When you configure an IdP, Envoy uses OAuth 2.0 / OpenID Connect to let users log in with your organization’s identity system.

Browser login#

  1. The user opens the OSMO UI or an API URL that requires authentication.

  2. Envoy’s OAuth2 filter sees that the user is not authenticated (no valid session cookie or x-osmo-auth header).

  3. Envoy redirects the browser to the IdP’s authorization endpoint. The user signs in at the IdP (e.g. Microsoft, Google).

  4. The IdP redirects back to Envoy with an authorization code (e.g. to /api/auth/getAToken).

  5. Envoy exchanges the code for tokens (access token, ID token, optionally refresh token) at the IdP’s token endpoint.

  6. Envoy sets session cookies (e.g. OAuthHMAC, IdToken, BearerToken) and forwards the user to the original URL.

  7. On subsequent requests, Envoy reads the IdToken (JWT) from the cookie, validates it (signature, expiry, issuer, audience), and sets x-osmo-user and x-osmo-roles from the JWT claims (and/or from OSMO’s database after syncing the user).

  8. The OSMO service receives the request with those headers and authorizes using its role/policy database.

So the IdP is the source of “who is this?”; OSMO is the source of “what can they do?” (roles and policies), possibly combined with role information from the IdP (e.g. groups mapped to OSMO roles).

CLI / device flow#

For the CLI, use osmo login to authenticate with an IdP. The CLI initiates a device-authorization flow, opens a browser for the user to sign in at the IdP, and receives tokens upon completion. Once authenticated, the CLI uses the token for subsequent requests. Envoy validates the token and sets x-osmo-user and x-osmo-roles as for browser requests.

Role resolution with an IdP#

When a request carries an IdP-issued JWT:

  1. Envoy validates the JWT and extracts a user identifier (e.g. preferred_username or email) and, if present, group/role claims.

  2. The OSMO service (or middleware) may sync the user and roles: - Ensure the user exists in OSMO (just-in-time provisioning). - Map IdP group/role claims to OSMO role names (via IdP Role Mapping and Sync Modes). - Merge roles from the IdP with roles stored in OSMO’s user_roles table and apply role sync_mode (e.g. import vs force).

  3. The final list of roles for the request is used to load policies and allow or deny the action.

So roles can come from the IdP (mapped into OSMO role names) and/or from OSMO’s user/role tables.
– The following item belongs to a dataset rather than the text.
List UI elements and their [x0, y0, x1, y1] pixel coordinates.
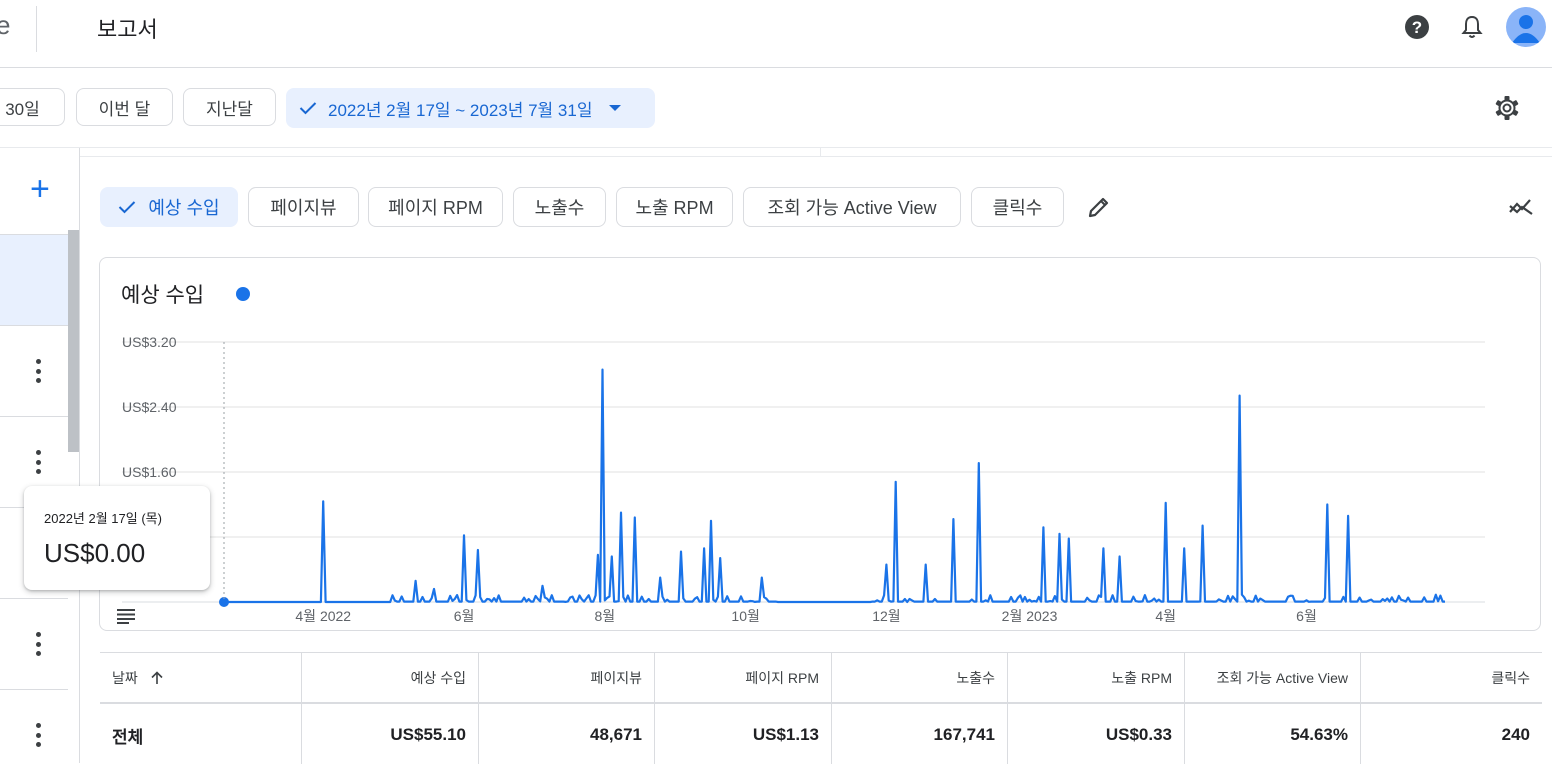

See the IdP Role Mapping and Sync Modes for details.

Token validation and headers#

Envoy (or the component in front of the OSMO service) is responsible for:

  • Signature verification — The JWT was signed by the expected IdP or by OSMO.

  • Expiration — The token is not expired.

  • Claimsiss (issuer), aud (audience), and the claim used as username (e.g. preferred_username, email) match the configuration.

The OSMO service does not validate the raw JWT. It trusts the x-osmo-user and x-osmo-roles headers. Therefore, in production you must only expose the OSMO service through Envoy (or another gateway) that:

  • Validates the JWT or access token.

  • Strips or ignores any downstream x-osmo-user and x-osmo-roles from the client.

  • Sets x-osmo-user and x-osmo-roles from the validated token.

Troubleshooting#

User cannot log in (with IdP) Verify IdP configuration (redirect URIs, client ID/secret), Envoy OAuth2 and JWT provider settings (issuer, audience, JWKS URI), and that the IdP is reachable from the cluster.

User has no permissions (403) Check that the user has roles in OSMO (via osmo user roles list <user_id> or IdP mapping). Verify x-osmo-user and x-osmo-roles in Envoy logs. Ensure the role has policies that allow the requested action (see Roles and Policies).

Token validation failures Ensure issuer and audience in Envoy match the JWT. Check JWKS URI connectivity from Envoy. For access tokens, ensure the token exists and is not expired.